Payal Kothari, an integrative nutrition health coach, agrees, “The popularity of exotic vegetables has a lot to do with smart marketing and advertising but it is best to stick to what our grandmothers have been telling us truthfully.”
She points out that people keep talking about the health benefits of olive oil, but it is important to understand that although a healthy choice, olive oil does not go with the eating habits of Indians who eat tempered and fried food. “Olive oil can be substituted with sesame seed oil or mustard oil, rice bran oil or even groundnut oil which is easily available in Indian markets at half the price of olive oil,” she says. She further points out that our ancestors used oils extracted from wooden churners, and they were a healthy generation.
However, she cautions that it is necessary to use oil rotationally and scarcely. “Too much of anything can be dangerous,” she says. The best option to cook food is desi ghee, she suggests. “Free from adulteration, made at home with love, with a dollop of ghee everyday, sickness is going to keep away,” she says, rather lyrically.
According to Kothari, Indians have a tendency of following trends. “Just a few months back when people in the West started raving about the Golden Latte, we started taking it seriously. Golden Latte is nothing but turmeric milk which our mothers and grandmothers told us to have. But ‘haldi ka doodh’ is not cool’, we used to tell them,” she says.

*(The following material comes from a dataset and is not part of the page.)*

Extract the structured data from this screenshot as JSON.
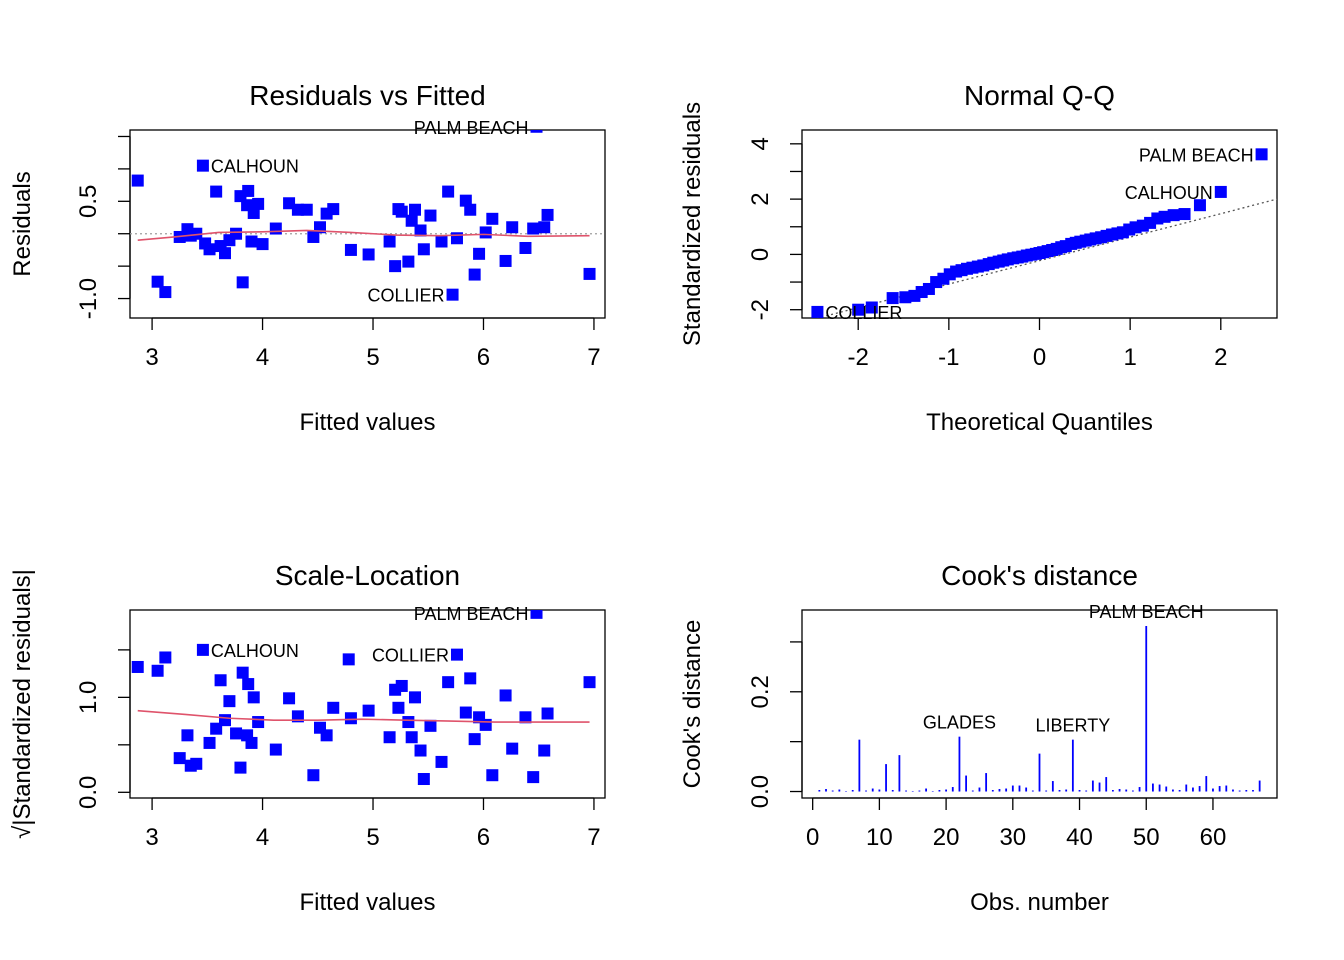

Instead of following a trend blindly, make it a point to look at what’s available here, go back to your roots, because that is where one will find most of the effective remedies for sickness and ways to build immunity.
FOR THE NATION
Kothari says that eating local will not only help you stay healthy but will also work for the betterment and development of the nation. We are an agrarian country and eating local food will boost the farming community. “The best way to eat healthy is to use less oil and eat washed vegetables,” she says, adding that Indians should actually take out time to go to the local market or farmers’ markets which have gained a lot of popularity, and pick up fresh produce instead of eating something that is wrapped in a plastic and has travelled for several hours or days.

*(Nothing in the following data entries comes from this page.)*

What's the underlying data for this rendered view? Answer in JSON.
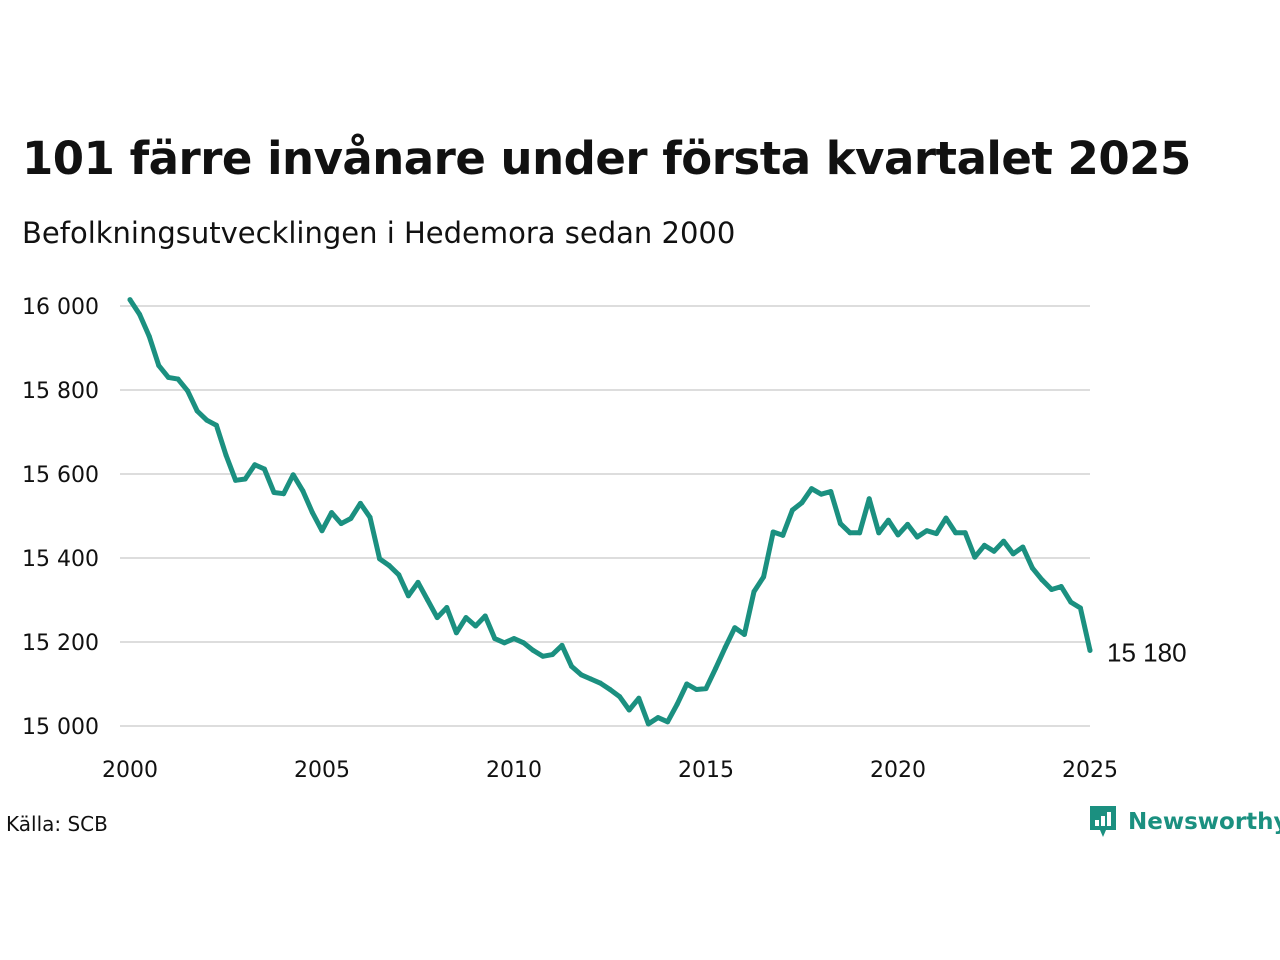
{
  "title": "101 färre invånare under första kvartalet 2025",
  "subtitle": "Befolkningsutvecklingen i Hedemora sedan 2000",
  "source": "Källa: SCB",
  "brand": {
    "name": "Newsworthy",
    "icon": "newsworthy-logo-icon"
  },
  "colors": {
    "line": "#1b9080",
    "grid": "#dddddd",
    "brand": "#1b9080",
    "text": "#111111"
  },
  "chart_data": {
    "type": "line",
    "x_range": [
      2000,
      2025
    ],
    "ylim": [
      15000,
      16000
    ],
    "yticks": [
      15000,
      15200,
      15400,
      15600,
      15800,
      16000
    ],
    "ytick_labels": [
      "15 000",
      "15 200",
      "15 400",
      "15 600",
      "15 800",
      "16 000"
    ],
    "xticks": [
      2000,
      2005,
      2010,
      2015,
      2020,
      2025
    ],
    "xtick_labels": [
      "2000",
      "2005",
      "2010",
      "2015",
      "2020",
      "2025"
    ],
    "grid": "horizontal",
    "end_label": "15 180",
    "series": [
      {
        "x": [
          2000.0,
          2000.25,
          2000.5,
          2000.75,
          2001.0,
          2001.25,
          2001.5,
          2001.75,
          2002.0,
          2002.25,
          2002.5,
          2002.75,
          2003.0,
          2003.25,
          2003.5,
          2003.75,
          2004.0,
          2004.25,
          2004.5,
          2004.75,
          2005.0,
          2005.25,
          2005.5,
          2005.75,
          2006.0,
          2006.25,
          2006.5,
          2006.75,
          2007.0,
          2007.25,
          2007.5,
          2007.75,
          2008.0,
          2008.25,
          2008.5,
          2008.75,
          2009.0,
          2009.25,
          2009.5,
          2009.75,
          2010.0,
          2010.25,
          2010.5,
          2010.75,
          2011.0,
          2011.25,
          2011.5,
          2011.75,
          2012.0,
          2012.25,
          2012.5,
          2012.75,
          2013.0,
          2013.25,
          2013.5,
          2013.75,
          2014.0,
          2014.25,
          2014.5,
          2014.75,
          2015.0,
          2015.25,
          2015.5,
          2015.75,
          2016.0,
          2016.25,
          2016.5,
          2016.75,
          2017.0,
          2017.25,
          2017.5,
          2017.75,
          2018.0,
          2018.25,
          2018.5,
          2018.75,
          2019.0,
          2019.25,
          2019.5,
          2019.75,
          2020.0,
          2020.25,
          2020.5,
          2020.75,
          2021.0,
          2021.25,
          2021.5,
          2021.75,
          2022.0,
          2022.25,
          2022.5,
          2022.75,
          2023.0,
          2023.25,
          2023.5,
          2023.75,
          2024.0,
          2024.25,
          2024.5,
          2024.75,
          2025.0
        ],
        "y": [
          16015,
          15980,
          15928,
          15858,
          15830,
          15826,
          15798,
          15750,
          15728,
          15716,
          15645,
          15585,
          15588,
          15622,
          15612,
          15556,
          15553,
          15598,
          15560,
          15508,
          15465,
          15508,
          15482,
          15494,
          15530,
          15497,
          15398,
          15382,
          15360,
          15310,
          15342,
          15300,
          15258,
          15282,
          15222,
          15258,
          15238,
          15262,
          15208,
          15198,
          15208,
          15198,
          15180,
          15166,
          15170,
          15192,
          15142,
          15122,
          15112,
          15102,
          15087,
          15070,
          15038,
          15066,
          15005,
          15020,
          15010,
          15052,
          15100,
          15087,
          15089,
          15137,
          15187,
          15234,
          15218,
          15320,
          15355,
          15462,
          15454,
          15514,
          15532,
          15565,
          15552,
          15558,
          15482,
          15460,
          15460,
          15541,
          15460,
          15490,
          15455,
          15480,
          15450,
          15465,
          15458,
          15495,
          15460,
          15460,
          15402,
          15430,
          15416,
          15440,
          15410,
          15426,
          15376,
          15348,
          15325,
          15332,
          15295,
          15281,
          15180
        ]
      }
    ]
  }
}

We belong to the land of many seasons, which influence our diet. “Since we have many seasons, we also have a variety of seasonal fruits, each of them having its own benefits,” says Wadhwa, explaining that it is important to consume all the possible seasonal fruits, be it mangoes, oranges, lychees, strawberries, without thinking of the sugar content in them, since fruits are nature’s gift to humans. “Each of the seasonal fruit has a nutrient which the body requires during the said season,” she adds, citing examples of fruits like watermelons, jambu which have high water content and help people cool down and maintain the hydration level of the body during summers.